If you have to do both, then you can consider doing column-wise first
then transpose and do columns again.

On Mon, 2014-11-10 at 22:03, Joshua Tokle <[email protected]> wrote:
> Hello! I'm trying to replace an existing matlab code with julia and I'm 
> having trouble matching the performance of the original code. The matlab 
> code is here:
>     https://github.com/jotok/InventorDisambiguator/blob/julia/Disambig.m
>
> The program clusters inventors from a database of patent applications. The 
> input data is a sparse boolean matrix (named XX in the script), where each 
> row defines an inventor and each column defines a feature. For example, the 
> jth column might correspond to a feature "first name is John". If there is 
> a 1 in the XX[i, j], this means that inventor i's first name is John. Given 
> an inventor i, we find similar inventors by identifying rows in the matrix 
> that agree with XX[i, :] on a given column and then applying element-wise 
> boolean operations to the rows. In the code, for a given value of `index`, 
> C_lastname holds the unique column in XX corresponding to a "last name" 
> feature such that XX[index, :] equals 1. C_firstname holds the unique 
> column in XX corresponding to a "first name" feature such that XX[index, :] 

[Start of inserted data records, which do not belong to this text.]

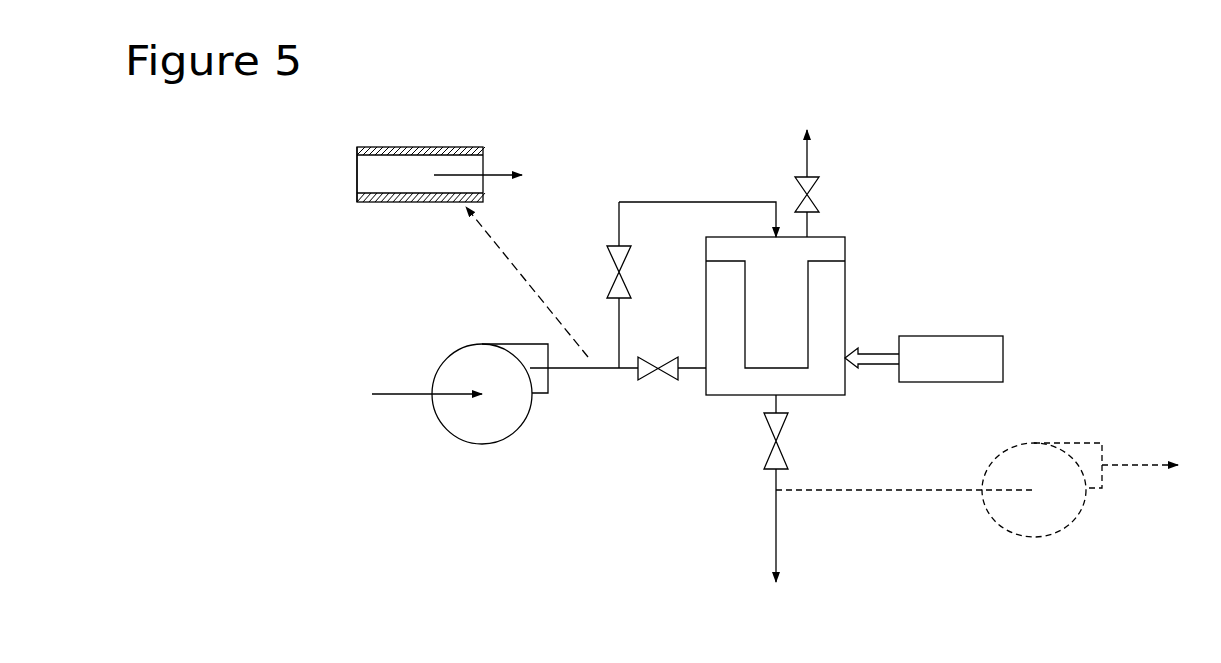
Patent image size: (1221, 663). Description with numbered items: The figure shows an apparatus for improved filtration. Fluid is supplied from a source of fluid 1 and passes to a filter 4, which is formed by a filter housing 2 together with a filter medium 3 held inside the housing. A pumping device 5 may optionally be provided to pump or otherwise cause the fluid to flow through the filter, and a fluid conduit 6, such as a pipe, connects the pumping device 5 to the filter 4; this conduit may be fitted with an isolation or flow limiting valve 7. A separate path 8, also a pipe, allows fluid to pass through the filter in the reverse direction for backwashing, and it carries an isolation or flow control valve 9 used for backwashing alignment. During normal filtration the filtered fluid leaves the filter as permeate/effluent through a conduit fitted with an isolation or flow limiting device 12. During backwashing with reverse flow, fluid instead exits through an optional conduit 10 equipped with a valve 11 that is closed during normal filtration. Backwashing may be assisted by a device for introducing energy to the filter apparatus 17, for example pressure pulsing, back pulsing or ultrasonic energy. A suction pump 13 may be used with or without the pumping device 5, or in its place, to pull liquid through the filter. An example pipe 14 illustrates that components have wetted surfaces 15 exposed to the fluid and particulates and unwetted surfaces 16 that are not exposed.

The source of fluid 1 is at (290, 368).
The filter housing 2 is at (843, 230).
The filter medium 3 is at (808, 305).
The filter 4 is at (848, 402).
The pumping device 5 is at (432, 438).
The fluid conduit 6 is at (697, 195).
The valve 7 is at (603, 258).
The path 8 is at (628, 378).
The valve 9 is at (662, 385).
The conduit 10 is at (807, 104).
The valve 11 is at (833, 187).
The isolation or flow limiting device 12 is at (757, 445).
The suction pump 13 is at (977, 506).
The pipe 14 is at (487, 147).
The wetted surfaces 15 is at (387, 153).
The unwetted surfaces 16 is at (408, 145).
The device for introducing energy to the filter apparatus 17 is at (983, 336).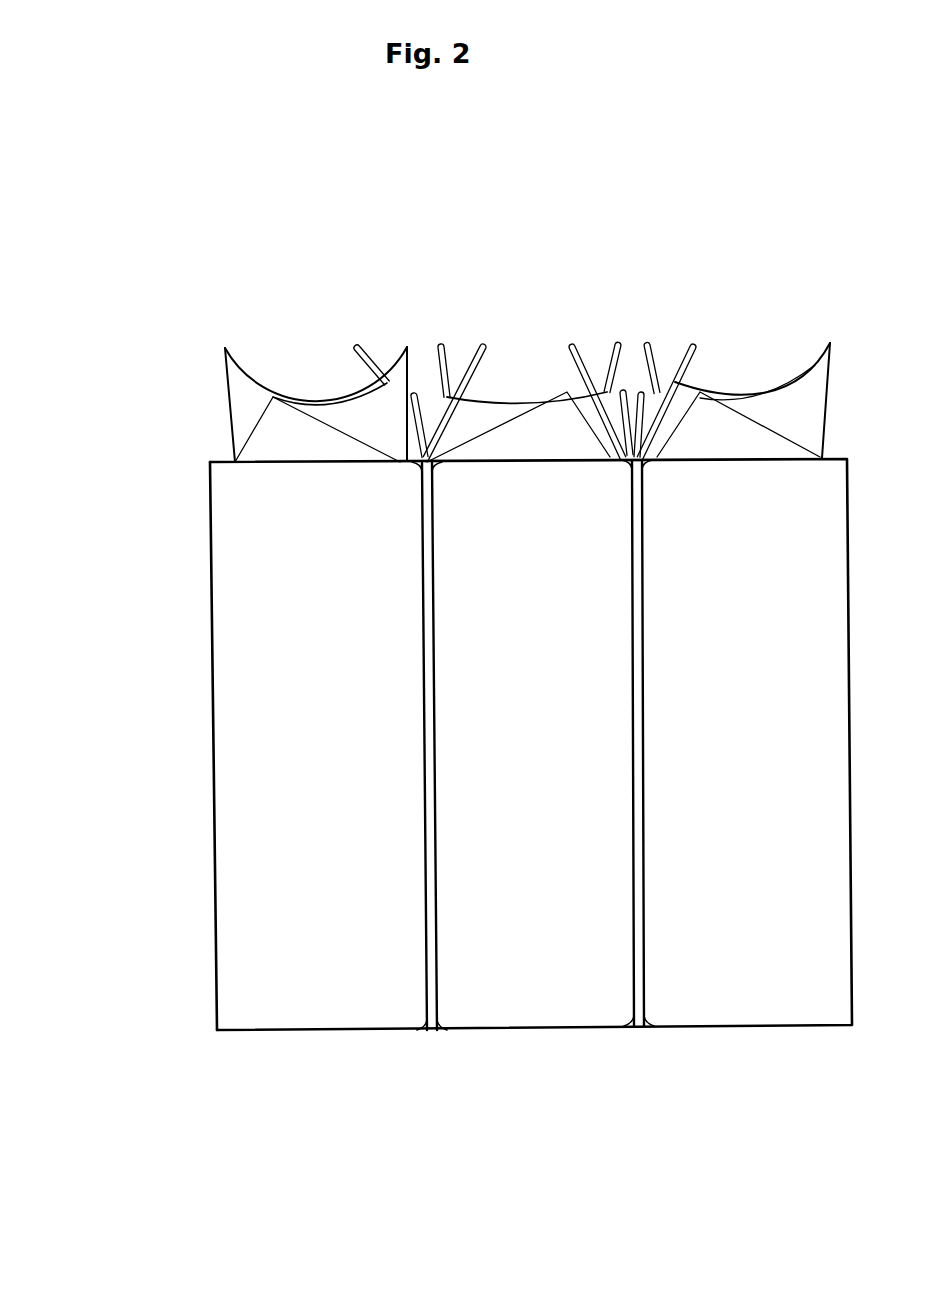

> equals 1. And so on. The following code snippet finds all rows in the 
> matrix that agree with XX[index, :] on full name and one of patent assignee 
> name, inventory city, or patent class:
>
>     lump_index_2 = step & ((C_assignee | C_city | C_class))
>
> The `step` variable is an indicator that's used to prevent the same 
> inventors from being considered multiple times. My attempt at a literal 
> translation of this code to julia is here:
>     https://github.com/jotok/InventorDisambiguator/blob/julia/disambig.jl
>
> The matrix X is of type SparseMatrixCSC{Int64, Int64}. Boolean operations 
> aren't supported for sparse matrices in julia, so I fake it with integer 
> arithmetic.  The line that corresponds to the matlab code above is
>
>     lump_index_2 = find(step .* (C_name .* (C_assignee + C_city + C_class)))
>
> The reason I grouped it this way is that initially `step` will be a 
> "sparse" vector of all 1's, and I thought it might help to do the truly 
> sparse arithmetic first.
>
> I've been testing this code on a Windows 2008 Server. The test data 
> contains 45,763 inventors and 274,578 possible features (in other words, XX 
> is an 45,763 x 274,58 sparse matrix). The matlab program consistently takes 
> about 70 seconds to run on this data. The julia version shows a lot of 
> variation: it's taken as little as 60 seconds and as much as 10 minutes. 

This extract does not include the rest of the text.